Putting it all in perspective:

When I say that there is a human independent world, what I means is that there are strong constraints on what we can invent.

When I say that there are human independent properties, what I mean is that there are strong constraints on what properties we can invent.

I eschew metaphysics, because I see it as incompatible with the use of constrained invention as a form of discovery.


I came up with the expression “constrained invention” while composing that Yahoo groups post.

My thinking along those lines goes back to when I began to investigate (or theorize about) human learning, circa 1990.  I wanted to use the growth of science as an example of learning.  Roughly speaking, I took science to be human learning writ big.
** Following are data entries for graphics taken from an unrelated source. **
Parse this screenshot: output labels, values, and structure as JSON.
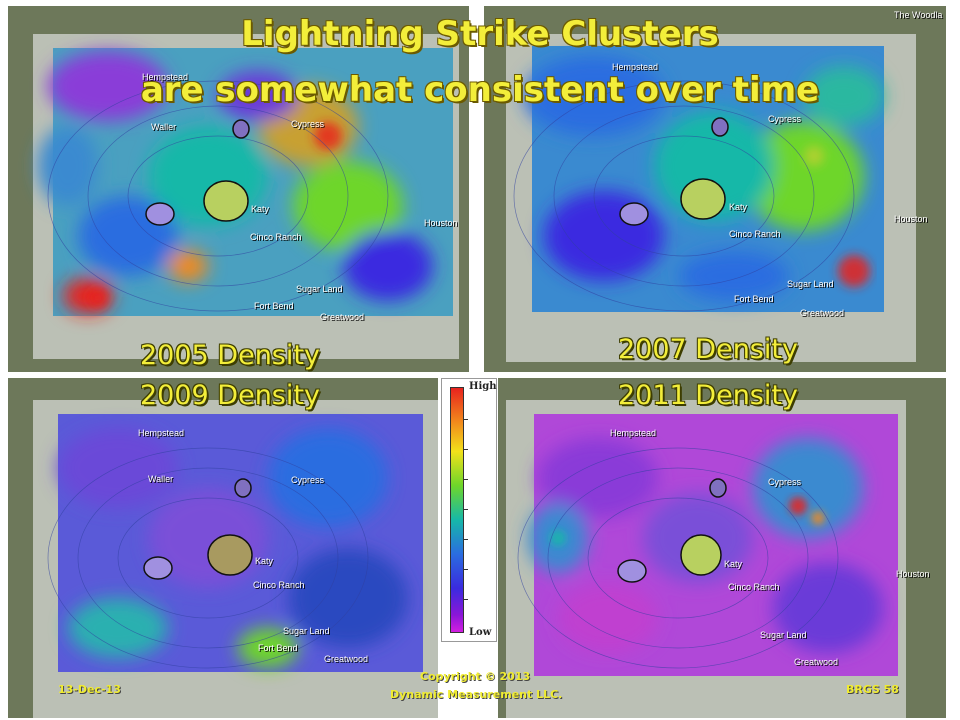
{
  "slide": {
    "title_line1": "Lightning Strike Clusters",
    "title_line2": "are somewhat consistent over time"
  },
  "panels": [
    {
      "label": "2005 Density",
      "color_bias": "green-red"
    },
    {
      "label": "2007 Density",
      "color_bias": "blue-green"
    },
    {
      "label": "2009 Density",
      "color_bias": "blue"
    },
    {
      "label": "2011 Density",
      "color_bias": "magenta"
    }
  ],
  "map_labels": {
    "hempstead": "Hempstead",
    "waller": "Waller",
    "cypress": "Cypress",
    "katy": "Katy",
    "houston": "Houston",
    "cinco_ranch": "Cinco Ranch",
    "sugar_land": "Sugar Land",
    "fort_bend": "Fort Bend",
    "greatwood": "Greatwood",
    "woodlands": "The Woodla"
  },
  "legend": {
    "high": "High",
    "low": "Low",
    "colors": [
      "#e8231e",
      "#f2e11a",
      "#6ed62a",
      "#16b8a8",
      "#2a6de0",
      "#8a16d8",
      "#d21ee0"
    ]
  },
  "footer": {
    "date": "13-Dec-13",
    "copyright_line1": "Copyright © 2013",
    "copyright_line2": "Dynamic Measurement LLC.",
    "slide_ref": "BRGS  58"
  }
}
What was clear to me, from the outset, was the dependence of science on the laboratory and on experiment.  And it was clear that this was not just the critical testing of theories as sometimes described as the hypothetical-deductive method.  Rather, the experimentation was an important part of scientific exploration and discovery.

When I compared this with AI research on machine learning, the experimentation seemed to be missing in AI.  Rather, learning in AI was conceived of as a search for patterns.  So AI was a logic program, looking for patterns in data.  But for scientists, there  often was no data.  They had to start by inventing ways to get data.  And AI was not doing that, nor was epistemology.

In retrospect, now that I have come up with the expression “constrained invention”, I see that as applying very well to the way the lab is used by scientists.  They come up with ideas (inventions), then test them in the lab (find how the world constrains those inventions).